At 7:15 the next morning, a bit hazy from the copious amount of fire-water consumed the night before, (we did eventually sniff out a bar) I headed off to the mechanic. It was, amazingly, a very busy modern shop, fixing everything from family sedans to school buses. This looked promising.
I walked through the door and was greeted by a friendly service writer. I explained the situation, and he apologetically informed me that they’d be happy to look at it, but there was no way they were going to get to it until the afternoon at the earliest. My plan for making time by trailering was crumbling in my mind.
He agreed to send up the diesel mechanic to check it out, just to make sure it wasn’t something simple. This was the man I needed to see. I shook his hand and told him the old boy that sent me down there, and no kidding, the guy dropped everything he was doing and started trying to diagnose my truck. Fifteen minutes, he comes in with a wiring harness in his hand. He tells me it’s shot, and that’s what’s causing the problem. My heart sank. I was going to have to pull the bikes out of the trailer, haul ass to CO, and come back and pick up the truck. And it’s going to be a fortune. Shit!
Much to my surprise, he tells me that the harness in his hand was a spare that they’d pulled off another truck a couple weeks back. He’d put it on right now, if that’s what I wanted. Well, hell yeah! Give it a go!
45 minutes later, the truck’s running perfectly. Grand total: an hour of time, a few brain cells, two airline bottles of whiskey, and $107 for labor. The part, it seems, was their good deed for the day. Unbelievable. The biker network, once again, reigns supreme. A mere 14 hours later, we arrived at our buddy’s house in Colorado, greeted with cold beers and a bottle of Fireball to get the party started.

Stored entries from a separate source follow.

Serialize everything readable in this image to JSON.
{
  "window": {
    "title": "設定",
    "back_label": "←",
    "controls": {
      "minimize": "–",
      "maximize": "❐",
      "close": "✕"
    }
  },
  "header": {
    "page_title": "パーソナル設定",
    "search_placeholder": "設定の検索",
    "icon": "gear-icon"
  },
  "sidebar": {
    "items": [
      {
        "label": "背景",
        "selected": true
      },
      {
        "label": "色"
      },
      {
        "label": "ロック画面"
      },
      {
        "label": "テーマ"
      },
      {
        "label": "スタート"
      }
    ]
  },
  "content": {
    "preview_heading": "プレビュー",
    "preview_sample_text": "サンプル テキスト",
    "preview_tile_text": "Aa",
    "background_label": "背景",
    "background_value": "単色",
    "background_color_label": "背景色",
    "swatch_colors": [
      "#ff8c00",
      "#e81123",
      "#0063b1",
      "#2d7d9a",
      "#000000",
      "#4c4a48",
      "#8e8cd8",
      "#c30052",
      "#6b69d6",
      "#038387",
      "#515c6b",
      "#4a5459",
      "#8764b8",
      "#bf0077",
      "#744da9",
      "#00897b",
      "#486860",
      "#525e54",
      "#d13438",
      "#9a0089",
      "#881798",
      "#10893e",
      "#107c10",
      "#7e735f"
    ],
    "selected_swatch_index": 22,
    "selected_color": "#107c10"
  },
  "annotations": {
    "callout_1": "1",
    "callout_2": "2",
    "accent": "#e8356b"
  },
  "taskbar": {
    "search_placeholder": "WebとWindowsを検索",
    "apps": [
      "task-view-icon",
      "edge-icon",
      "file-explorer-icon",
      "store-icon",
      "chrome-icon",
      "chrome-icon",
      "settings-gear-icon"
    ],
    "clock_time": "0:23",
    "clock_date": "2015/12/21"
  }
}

Had someone told me before I left on that trip that two strangers would offer me a place to stay, another would climb around in the engine bay of my truck in the dark, and a thriving business would put their regular customers on hold and donate parts to try to get a couple bikers from Detroit back on their way, I would have called them crazy. Well, as unbelievable as it is, every bit of that happened… and then some.
Very cool story Dave! Small Town USA at its best!